In line with the
criticism of Jesus’ table fellowship that can be seen in the fifth and
fifteenth chapters of Luke, this criticism can also be found taking place in
the seventh chapter. There Luke reports that “the Pharisees and the
experts in religious law rejected God’s purpose for themselves” (7:30a).
Immediately thereafter, Jesus launches into a monologue that will conclude with
Jesus reciting a regular accusation against Him (which also points out the
inseparable connection of His own ministry and that of John the Baptist),
saying “For John the Baptist has come eating no bread and drinking no wine,”
and thus John makes no overt references, by his actions, to the messianic feast
(which should ideally accompany a messianic pronouncement that the kingdom of the
Creator God is at hand), “and you say, ‘He has a demon!’ The Son of Man
has come eating and drinking,” through which He messianic-ly proclaims the
kingdom through engaging in regular feasting, “and you say, ‘Look at Him, a
glutton and a drunk, a friend of tax collectors and sinners!’” (7:33-34)
Returning them to the
fifteenth chapter, one can reconsider the regular complaint against Jesus,
bearing in mind that the hearers of Luke’s compilation of the life of Jesus
have now heard this complaint on several occasions. As they would now
have come to expect, Jesus once again ignores the complaint, which is a veiled
accusation by His critics that He cannot possibly be the messiah, and instead launches
into a series of parables (the parable of the lost sheep, the parable of the
lost coin, and the parable of the compassionate father---sometimes referred to
as the parable of the prodigal son, though this gets the focus of the parable
wrong). By doing this (ignoring the complaint and the accusation), Jesus
maintains and builds upon his now well-asserted role of rabbinic superiority
over His challengers, which has been demonstrated, by Luke’s telling (again,
reflecting the stories about Jesus, post-Resurrection, that would have been
circulating in a self-correcting oral tradition), through their repeated
inability to respond to Him.
In this honor and
shame culture, Jesus has been repeatedly shaming His challengers, accruing
honor to Himself while taking honor from them (which ends up being problematic
for Him in the long run).
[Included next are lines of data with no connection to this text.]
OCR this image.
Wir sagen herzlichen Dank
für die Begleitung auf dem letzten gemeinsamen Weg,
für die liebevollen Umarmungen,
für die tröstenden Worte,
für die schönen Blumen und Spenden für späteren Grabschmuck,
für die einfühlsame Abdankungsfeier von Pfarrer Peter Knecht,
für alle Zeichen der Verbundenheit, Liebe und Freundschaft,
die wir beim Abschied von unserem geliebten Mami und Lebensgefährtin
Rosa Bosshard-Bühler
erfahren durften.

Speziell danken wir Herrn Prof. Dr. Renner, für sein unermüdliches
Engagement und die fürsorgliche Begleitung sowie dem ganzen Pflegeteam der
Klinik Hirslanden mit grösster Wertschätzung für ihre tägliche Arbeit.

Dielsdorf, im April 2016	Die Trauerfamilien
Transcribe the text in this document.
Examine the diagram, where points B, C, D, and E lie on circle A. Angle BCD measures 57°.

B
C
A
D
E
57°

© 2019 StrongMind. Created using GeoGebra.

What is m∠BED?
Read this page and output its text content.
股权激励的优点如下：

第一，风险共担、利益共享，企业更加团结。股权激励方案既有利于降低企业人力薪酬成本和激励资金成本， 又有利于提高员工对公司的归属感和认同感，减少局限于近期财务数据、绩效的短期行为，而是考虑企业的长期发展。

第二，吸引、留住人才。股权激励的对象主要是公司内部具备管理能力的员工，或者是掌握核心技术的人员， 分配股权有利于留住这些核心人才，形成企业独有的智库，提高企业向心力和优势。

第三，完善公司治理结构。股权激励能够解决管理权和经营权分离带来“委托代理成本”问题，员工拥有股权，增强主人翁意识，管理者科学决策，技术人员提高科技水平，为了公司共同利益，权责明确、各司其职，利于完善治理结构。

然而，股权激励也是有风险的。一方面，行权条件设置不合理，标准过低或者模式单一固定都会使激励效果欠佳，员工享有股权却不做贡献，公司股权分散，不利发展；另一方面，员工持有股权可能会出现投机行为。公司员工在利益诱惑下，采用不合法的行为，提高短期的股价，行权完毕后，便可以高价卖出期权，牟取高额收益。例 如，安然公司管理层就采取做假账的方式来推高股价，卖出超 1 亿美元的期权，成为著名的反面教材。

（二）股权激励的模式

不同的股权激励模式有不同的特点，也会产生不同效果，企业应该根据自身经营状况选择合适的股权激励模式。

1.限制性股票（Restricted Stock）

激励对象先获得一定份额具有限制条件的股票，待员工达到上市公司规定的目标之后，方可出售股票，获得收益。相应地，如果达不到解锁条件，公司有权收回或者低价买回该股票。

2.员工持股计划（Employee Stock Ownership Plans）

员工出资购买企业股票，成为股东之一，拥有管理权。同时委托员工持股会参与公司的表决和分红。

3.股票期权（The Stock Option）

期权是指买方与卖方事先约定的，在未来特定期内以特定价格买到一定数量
This would
have been well understood by one and all, whether they be firsthand observers
or hearing the story told in the early days of the church. With this in
mind, Luke’s hearers and readers (throughout history), can fully understand the
hostility that is rising against Jesus. Not only is He de-valuing the
institution that they support and from which they receive their support (the
Temple), but He is also bringing them into disrepute, diminishing them in the
eyes of the populace and severing them from any semblance of power and
God-ordained authority.
Though He has been
gaining honor for Himself through the process of shaming His opponents via the
rabbinic challenges (whether He is the challenger or the challenged), He will
ultimately divest Himself of all of that honor by going to the most shameful
place, which would be the cross. Thereby, He is able to consistently live
out His insistence (as heard in the fourteenth chapter) that one should take
the lowest place, so as to receive true exaltation.